Takeaways

The new Russian Presidential decree authorizes the suspension of voting rights of some Western minority shareholders and members in Russian companies until the end of 2023.
This latest measure to temporarily suspend voting rights in Russian companies fits the approach taken thus far by the Russian government, which is prepared to restrict investors’ rights when necessary but stops short of direct expropriation.
We expect the Russian government to take further measures that will complicate Western companies’ exit and asset recovery strategies.

The Russian government continues to take measures to curtail the rights of investors from or connected to “unfriendly jurisdictions” (i.e., countries that have introduced sanctions on Russia and Russian persons) (“Western Investors”) without definitively expropriating their assets.

Restrictions on Voting Rights. On January 17, 2023, the Russian President issued a decree that can be invoked to suspend the voting rights of some Western Investors in Russian joint-stock and limited liability companies until December 31, 2023, when:

  • That Russian company operates in the energy sphere, machine-related industries, or trade; and,
  • Western countries have introduced sanctions on that company’s controlling entity or beneficial owner; and,
  • Less than 50 percent of that company’s interest/shares are owned or ultimately owned by Western Investors; and,
  • That company or its group reported revenue of over one hundred billion rubles (approx. $1.4 billion US dollars).

If all the above parameters are met, and a Russian minority shareholder so requests, the votes controlled by Western Investors will not be counted for determining a quorum or for making decisions, effectively suspending their minority shareholder or member rights. This prohibition applies not only to general meetings but also to persons appointed to corporate bodies (such as boards of directors) on behalf of or in the interests of Western Investors, including Russian citizens.

These restrictions were reportedly introduced at the request of the Russian Union of Industrialists and Entrepreneurs to deal with deadlock situations and other difficulties that have resulted due to sanctions-related restrictions applicable to Western Investors or their reluctance to participate in the corporate governance of Russian companies due to reputational concerns.

This move aligns with previous efforts taken by the Russian government throughout 2022. The Russian government introduced several other measures that restricted Western Investors’ rights to repatriate assets, e.g., by requiring government approval for Western Investors to sell shares and interest they own in Russian companies, and by requiring larger dividends owed to Western Investors to be paid into special “S” bank accounts from which a withdrawal may only be made if authorization is received from the Russian Central Bank or Ministry of Finance.
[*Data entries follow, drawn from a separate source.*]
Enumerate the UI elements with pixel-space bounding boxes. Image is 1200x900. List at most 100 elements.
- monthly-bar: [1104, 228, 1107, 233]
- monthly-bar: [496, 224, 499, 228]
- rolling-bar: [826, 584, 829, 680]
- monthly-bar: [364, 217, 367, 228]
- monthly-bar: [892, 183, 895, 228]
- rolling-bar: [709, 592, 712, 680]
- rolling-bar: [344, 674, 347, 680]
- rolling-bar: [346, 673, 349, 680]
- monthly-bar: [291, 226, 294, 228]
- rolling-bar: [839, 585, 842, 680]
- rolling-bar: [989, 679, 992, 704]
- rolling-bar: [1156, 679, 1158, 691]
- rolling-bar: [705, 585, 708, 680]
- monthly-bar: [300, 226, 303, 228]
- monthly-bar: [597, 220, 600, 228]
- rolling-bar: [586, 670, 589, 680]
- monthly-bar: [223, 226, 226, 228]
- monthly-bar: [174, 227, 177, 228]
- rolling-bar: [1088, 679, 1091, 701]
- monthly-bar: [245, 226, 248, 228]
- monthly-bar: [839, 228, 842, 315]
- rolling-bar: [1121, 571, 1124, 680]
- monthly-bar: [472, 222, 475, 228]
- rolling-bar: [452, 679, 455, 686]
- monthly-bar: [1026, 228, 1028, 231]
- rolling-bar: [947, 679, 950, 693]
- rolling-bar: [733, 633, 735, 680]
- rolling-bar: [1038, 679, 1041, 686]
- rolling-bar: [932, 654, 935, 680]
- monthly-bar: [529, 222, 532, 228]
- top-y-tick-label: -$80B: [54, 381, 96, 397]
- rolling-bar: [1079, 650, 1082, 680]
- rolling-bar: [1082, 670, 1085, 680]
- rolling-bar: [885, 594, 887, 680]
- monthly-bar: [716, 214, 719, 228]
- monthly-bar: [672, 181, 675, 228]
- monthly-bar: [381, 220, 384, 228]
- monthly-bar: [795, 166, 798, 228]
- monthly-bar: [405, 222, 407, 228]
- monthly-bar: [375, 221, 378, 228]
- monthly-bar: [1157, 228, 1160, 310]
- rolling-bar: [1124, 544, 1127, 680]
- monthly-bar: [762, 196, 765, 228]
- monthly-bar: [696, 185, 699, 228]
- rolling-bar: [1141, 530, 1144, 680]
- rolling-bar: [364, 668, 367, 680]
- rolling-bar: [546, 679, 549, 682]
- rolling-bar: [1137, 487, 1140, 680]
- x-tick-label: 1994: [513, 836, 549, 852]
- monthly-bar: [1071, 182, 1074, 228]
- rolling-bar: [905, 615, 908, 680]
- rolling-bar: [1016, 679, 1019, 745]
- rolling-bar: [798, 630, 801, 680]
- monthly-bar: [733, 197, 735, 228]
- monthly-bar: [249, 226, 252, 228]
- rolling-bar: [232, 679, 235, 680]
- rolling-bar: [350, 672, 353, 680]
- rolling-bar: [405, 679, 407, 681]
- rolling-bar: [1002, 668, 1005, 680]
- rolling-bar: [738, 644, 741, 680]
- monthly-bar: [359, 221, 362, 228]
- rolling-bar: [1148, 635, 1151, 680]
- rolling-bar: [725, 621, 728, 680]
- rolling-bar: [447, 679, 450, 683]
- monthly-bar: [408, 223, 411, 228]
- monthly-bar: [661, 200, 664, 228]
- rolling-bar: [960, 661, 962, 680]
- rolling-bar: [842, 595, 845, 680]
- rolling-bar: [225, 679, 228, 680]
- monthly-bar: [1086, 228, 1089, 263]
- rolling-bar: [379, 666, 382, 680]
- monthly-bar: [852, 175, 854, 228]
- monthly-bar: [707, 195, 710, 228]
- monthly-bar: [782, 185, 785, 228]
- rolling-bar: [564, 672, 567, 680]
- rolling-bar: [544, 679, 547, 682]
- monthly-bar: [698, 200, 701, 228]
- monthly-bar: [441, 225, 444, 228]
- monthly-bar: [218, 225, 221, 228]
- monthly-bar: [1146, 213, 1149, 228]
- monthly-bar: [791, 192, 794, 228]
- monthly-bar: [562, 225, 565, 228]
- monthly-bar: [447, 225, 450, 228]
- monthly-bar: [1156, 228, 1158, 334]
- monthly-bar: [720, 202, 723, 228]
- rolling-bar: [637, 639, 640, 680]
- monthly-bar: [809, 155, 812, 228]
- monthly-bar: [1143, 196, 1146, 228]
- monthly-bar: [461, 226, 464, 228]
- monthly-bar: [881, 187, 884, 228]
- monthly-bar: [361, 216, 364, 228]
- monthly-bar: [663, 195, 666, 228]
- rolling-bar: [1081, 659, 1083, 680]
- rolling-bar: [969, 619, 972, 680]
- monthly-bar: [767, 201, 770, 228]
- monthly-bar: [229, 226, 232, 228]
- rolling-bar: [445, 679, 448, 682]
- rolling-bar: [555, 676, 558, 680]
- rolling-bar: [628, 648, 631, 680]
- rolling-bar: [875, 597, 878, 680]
As expected, the Russian government continues to gradually implement further measures that restrict Western Investors’ rights and crawl closer to expropriation.

Western Investors affected by these and other Russian government actions may wish to review whether bilateral or multilateral treaties or other potential future options provide any relief. Claims may ultimately depend on the proper preservation of evidence and strategic planning.